The book spans 350 pages. In addition to text, it contains code snippets and images where prose alone would fall short. At the end of each chapter you’ll find a summary of the material, study assignments and practical exercises. I found the book’s material challenging in places.

Introduction

Aside from the opening and closing chapters, the book consists of 7 chapters, each split into 3 themes. Every theme deepens and complements its predecessor.

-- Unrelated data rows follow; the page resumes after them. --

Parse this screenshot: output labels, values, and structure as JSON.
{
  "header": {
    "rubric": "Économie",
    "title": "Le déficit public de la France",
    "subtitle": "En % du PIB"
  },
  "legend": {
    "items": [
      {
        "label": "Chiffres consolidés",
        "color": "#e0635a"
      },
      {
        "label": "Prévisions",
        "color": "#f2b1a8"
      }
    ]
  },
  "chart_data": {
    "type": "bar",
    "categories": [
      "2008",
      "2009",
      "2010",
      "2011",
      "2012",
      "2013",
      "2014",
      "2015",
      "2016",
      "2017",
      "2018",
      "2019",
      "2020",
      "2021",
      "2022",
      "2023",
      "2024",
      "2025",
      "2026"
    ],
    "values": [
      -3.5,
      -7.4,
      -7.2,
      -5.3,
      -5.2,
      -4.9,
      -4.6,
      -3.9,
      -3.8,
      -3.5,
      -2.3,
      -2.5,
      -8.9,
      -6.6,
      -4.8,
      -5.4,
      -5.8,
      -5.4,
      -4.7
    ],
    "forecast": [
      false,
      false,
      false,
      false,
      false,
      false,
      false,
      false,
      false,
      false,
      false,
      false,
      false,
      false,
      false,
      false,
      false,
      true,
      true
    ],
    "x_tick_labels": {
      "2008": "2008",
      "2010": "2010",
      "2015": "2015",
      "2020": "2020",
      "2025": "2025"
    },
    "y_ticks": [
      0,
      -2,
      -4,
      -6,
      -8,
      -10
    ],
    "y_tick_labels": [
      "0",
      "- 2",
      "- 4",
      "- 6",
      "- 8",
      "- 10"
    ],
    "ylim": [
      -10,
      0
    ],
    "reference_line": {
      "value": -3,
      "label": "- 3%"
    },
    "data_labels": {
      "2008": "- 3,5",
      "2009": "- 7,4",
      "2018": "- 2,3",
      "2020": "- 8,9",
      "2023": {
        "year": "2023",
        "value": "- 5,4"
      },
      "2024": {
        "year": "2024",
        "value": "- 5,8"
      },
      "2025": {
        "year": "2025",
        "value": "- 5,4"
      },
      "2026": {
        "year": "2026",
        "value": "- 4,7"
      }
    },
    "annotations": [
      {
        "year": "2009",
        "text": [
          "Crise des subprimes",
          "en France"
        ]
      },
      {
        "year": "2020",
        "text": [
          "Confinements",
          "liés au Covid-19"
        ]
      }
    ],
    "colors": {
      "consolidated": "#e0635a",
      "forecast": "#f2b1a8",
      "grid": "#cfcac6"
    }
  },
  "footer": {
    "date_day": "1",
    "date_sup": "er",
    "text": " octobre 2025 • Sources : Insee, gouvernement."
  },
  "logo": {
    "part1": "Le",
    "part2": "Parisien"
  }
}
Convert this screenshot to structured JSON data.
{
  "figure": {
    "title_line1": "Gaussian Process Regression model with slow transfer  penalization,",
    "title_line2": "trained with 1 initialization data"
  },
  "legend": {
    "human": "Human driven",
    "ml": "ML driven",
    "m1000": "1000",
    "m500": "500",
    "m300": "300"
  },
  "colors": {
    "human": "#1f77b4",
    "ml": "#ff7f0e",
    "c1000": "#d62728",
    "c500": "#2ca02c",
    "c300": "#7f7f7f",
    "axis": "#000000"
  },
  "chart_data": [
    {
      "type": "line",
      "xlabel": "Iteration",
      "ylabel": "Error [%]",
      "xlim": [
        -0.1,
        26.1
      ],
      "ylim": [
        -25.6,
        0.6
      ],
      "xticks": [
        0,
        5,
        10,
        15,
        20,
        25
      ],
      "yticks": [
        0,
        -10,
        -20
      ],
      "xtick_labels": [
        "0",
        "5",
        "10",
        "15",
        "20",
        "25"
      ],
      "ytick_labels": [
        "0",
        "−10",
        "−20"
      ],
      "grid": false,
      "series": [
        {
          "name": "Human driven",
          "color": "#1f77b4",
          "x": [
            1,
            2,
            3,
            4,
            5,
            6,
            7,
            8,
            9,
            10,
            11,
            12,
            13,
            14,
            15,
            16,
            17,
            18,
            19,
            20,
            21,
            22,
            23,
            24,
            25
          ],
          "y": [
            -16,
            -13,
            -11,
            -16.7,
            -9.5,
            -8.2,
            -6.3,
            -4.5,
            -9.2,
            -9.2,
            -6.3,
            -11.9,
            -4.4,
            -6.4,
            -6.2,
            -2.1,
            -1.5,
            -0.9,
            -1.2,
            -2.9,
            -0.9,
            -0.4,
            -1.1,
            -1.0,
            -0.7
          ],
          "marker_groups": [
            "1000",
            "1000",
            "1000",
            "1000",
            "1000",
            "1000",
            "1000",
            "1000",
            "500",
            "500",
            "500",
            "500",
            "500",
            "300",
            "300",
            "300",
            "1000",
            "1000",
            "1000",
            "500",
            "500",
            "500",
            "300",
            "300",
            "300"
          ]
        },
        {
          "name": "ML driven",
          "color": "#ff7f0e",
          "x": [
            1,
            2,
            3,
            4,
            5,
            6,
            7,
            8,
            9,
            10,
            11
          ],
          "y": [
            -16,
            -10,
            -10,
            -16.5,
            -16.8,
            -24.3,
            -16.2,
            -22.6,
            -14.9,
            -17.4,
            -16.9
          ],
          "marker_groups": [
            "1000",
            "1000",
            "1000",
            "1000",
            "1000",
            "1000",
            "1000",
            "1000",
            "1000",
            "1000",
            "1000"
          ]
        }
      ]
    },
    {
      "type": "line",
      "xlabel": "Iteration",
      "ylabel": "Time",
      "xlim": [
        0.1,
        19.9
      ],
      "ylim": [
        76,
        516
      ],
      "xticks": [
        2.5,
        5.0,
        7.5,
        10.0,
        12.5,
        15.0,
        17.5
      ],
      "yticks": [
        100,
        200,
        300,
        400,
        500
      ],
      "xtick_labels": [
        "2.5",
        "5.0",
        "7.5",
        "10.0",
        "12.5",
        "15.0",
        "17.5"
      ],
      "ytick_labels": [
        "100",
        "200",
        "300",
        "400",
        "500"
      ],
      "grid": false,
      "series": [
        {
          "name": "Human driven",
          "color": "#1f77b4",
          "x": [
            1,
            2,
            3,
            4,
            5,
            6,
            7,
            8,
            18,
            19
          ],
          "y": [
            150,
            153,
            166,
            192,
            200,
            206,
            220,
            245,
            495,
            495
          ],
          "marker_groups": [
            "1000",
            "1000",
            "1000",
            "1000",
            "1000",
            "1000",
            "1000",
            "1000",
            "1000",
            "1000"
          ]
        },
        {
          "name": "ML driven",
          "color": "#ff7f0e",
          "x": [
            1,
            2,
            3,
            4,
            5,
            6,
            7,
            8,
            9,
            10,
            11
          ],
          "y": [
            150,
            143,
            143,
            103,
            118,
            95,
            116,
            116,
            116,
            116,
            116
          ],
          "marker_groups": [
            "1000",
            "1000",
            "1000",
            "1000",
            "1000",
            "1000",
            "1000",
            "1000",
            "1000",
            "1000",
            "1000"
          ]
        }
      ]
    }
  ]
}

The chapters themselves typically introduce entirely new, independent technologies.

Chapter 2. Execution flows and locks

  • Day 1: Mutual exclusion and memory models
  • Day 2: Beyond built‑in locks
  • Day 3: On the shoulders of giants

Chapter 3. Functional programming

  • Day 1: Programming without mutable state
  • Day 2: Functional parallelism
  • Day 3: Functional competition

Chapter 4. The Clojure path – separating identity and state

  • Day 1: Atoms and persistent data structures
  • Day 2: Agents and software transactional memory
  • Day 3: Diving deep

Chapter 5. Actors

  • Day 1: Messages and mailboxes
  • Day 2: Error handling and fault tolerance
  • Day 3: Distributed applications

Chapter 6. Coordination of sequential processes

  • Day 1: Channels and do‑blocks
  • Day 2: Multiple channels and I/O
  • Day 3: CSP model on the client side

Chapter 7. Data parallelism

  • Day 1: GPGPU programming
  • Day 2: Dimensionality and workgroups
  • Day 3: OpenCL and OpenGL — store data on the GPU

Chapter 8. Lambda architecture

  • Day 1: MapReduce
  • Day 2: Batch layer
  • Day 3: Speed layer

Opinion

This book was intended to be read slowly, but I approached it like any other read. I didn’t complete the practical assignments nor study extra material, so some topics seemed particularly tough. Moreover, the book focuses on rather specialized languages and technologies—Clojure and Erlang—which aren’t familiar to the average developer. That said, get ready for a non‑trivial read; on the bright side, the book is both informative and engaging.